# Custom Transfer Recommend



## NRG T Shirts (Jan 27, 2012)

Does anyone have a recommendation for a company that makes custom heat transfers for a heat press?


----------



## proworlded (Oct 3, 2006)

There are several on the Preferred Vendors list on the left side of this page.


----------



## Rodney (Nov 3, 2004)

NRG T Shirts said:


> Does anyone have a recommendation for a company that makes custom heat transfers for a heat press?


There's a whole list here: http://www.t-shirtforums.com/plastisol-transfers/t77081.html


----------



## wormil (Jan 7, 2008)

NRG T Shirts said:


> Does anyone have a recommendation for a company that makes custom heat transfers for a heat press?


If you want a specific recommendation you probably need to be more specific about the transfers... colors, qty, substrate, etc. Some companies only print 4 colors, some 8, some 10.


----------



## NRG T Shirts (Jan 27, 2012)

> If you want a specific recommendation you probably need to be more specific about the transfers... colors, qty, substrate, etc. Some companies only print 4 colors, some 8, some 10.


Initally 4 or 5 colors would be all I'll need. As far as quantities. Low right now, but intend to make shirts en masse and would like to develop a buisness relationship with a sturdy company that can handle the load for the future. I'm not quite sure what you mean by substrate, but if that means what the fabric I'm printing on will be, 50/50 Poly-Cotton. Thanks for your help!


----------



## proworlded (Oct 3, 2006)

What is the size of the design? Is it 4 or 5 colors? Actual initial quantity? All of these play a role in the pricing?


----------



## wormil (Jan 7, 2008)

I've been using Semo and Howard, which do 7 and 6 colors respectively and have low pricing on smaller quantities.

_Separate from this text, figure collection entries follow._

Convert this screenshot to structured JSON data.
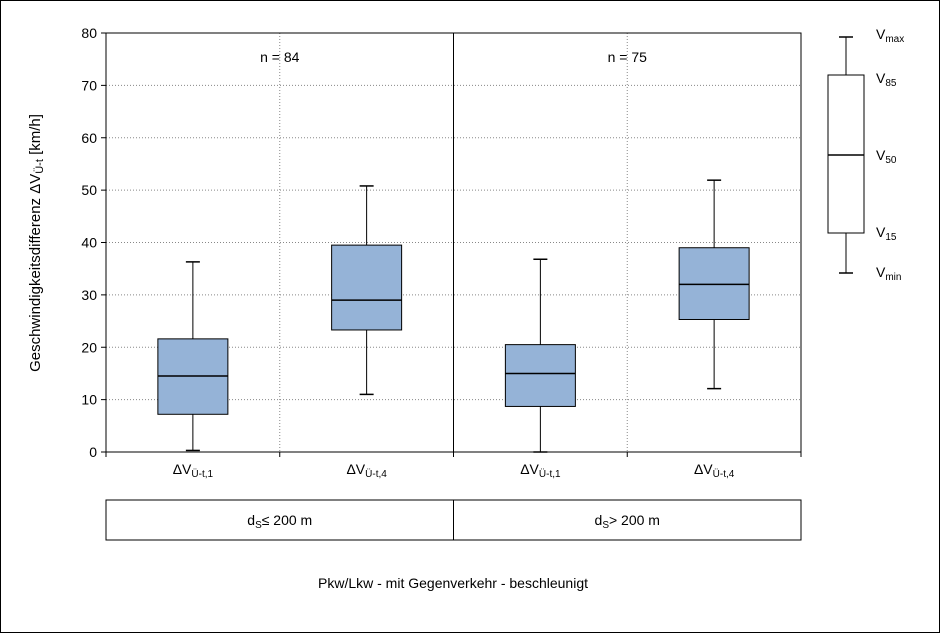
{
  "chart_data": {
    "type": "boxplot",
    "ylabel_main": "Geschwindigkeitsdifferenz  ΔV",
    "ylabel_sub": "Ü-t",
    "ylabel_unit": " [km/h]",
    "ylim": [
      0,
      80
    ],
    "yticks": [
      0,
      10,
      20,
      30,
      40,
      50,
      60,
      70,
      80
    ],
    "grid": true,
    "panels": [
      {
        "n_label": "n = 84",
        "group_main": "d",
        "group_sub": "S",
        "group_rest": "≤ 200 m"
      },
      {
        "n_label": "n = 75",
        "group_main": "d",
        "group_sub": "S",
        "group_rest": "> 200 m"
      }
    ],
    "boxes": [
      {
        "label_main": "ΔV",
        "label_sub": "Ü-t,1",
        "min": 0.3,
        "q15": 7.2,
        "median": 14.5,
        "q85": 21.6,
        "max": 36.3,
        "color": "#95b3d7"
      },
      {
        "label_main": "ΔV",
        "label_sub": "Ü-t,4",
        "min": 11.0,
        "q15": 23.3,
        "median": 29.0,
        "q85": 39.5,
        "max": 50.8,
        "color": "#95b3d7"
      },
      {
        "label_main": "ΔV",
        "label_sub": "Ü-t,1",
        "min": 0.0,
        "q15": 8.7,
        "median": 15.0,
        "q85": 20.5,
        "max": 36.8,
        "color": "#95b3d7"
      },
      {
        "label_main": "ΔV",
        "label_sub": "Ü-t,4",
        "min": 12.1,
        "q15": 25.3,
        "median": 32.0,
        "q85": 39.0,
        "max": 51.9,
        "color": "#95b3d7"
      }
    ],
    "legend": {
      "placement": "right",
      "items": [
        {
          "key": "max",
          "main": "V",
          "sub": "max"
        },
        {
          "key": "q85",
          "main": "V",
          "sub": "85"
        },
        {
          "key": "median",
          "main": "V",
          "sub": "50"
        },
        {
          "key": "q15",
          "main": "V",
          "sub": "15"
        },
        {
          "key": "min",
          "main": "V",
          "sub": "min"
        }
      ]
    },
    "caption": "Pkw/Lkw - mit Gegenverkehr - beschleunigt"
  }
}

If I ever get to larger orders I'd like to try Dowling just because people love them but I didn't like the samples they sent, way too heavy. In the past I've used F&M but their transfers looked like transfers (very smooth and even, a bit shiny when first pressed although they look normal after a wash), they only do 4 colors, and their communication was poor although they were perfectly reliable.


----------



## NRG T Shirts (Jan 27, 2012)

[/QUOTE]What is the size of the design? Is it 4 or 5 colors? Actual initial quantity? All of these play a role in the pricing?


> None of the designs that I'm doing are huge. One is a logo on nurses scrubs. As for the colors for immediate projects, no more than 3 colors for those. Quantities would be low. 12 or less.


----------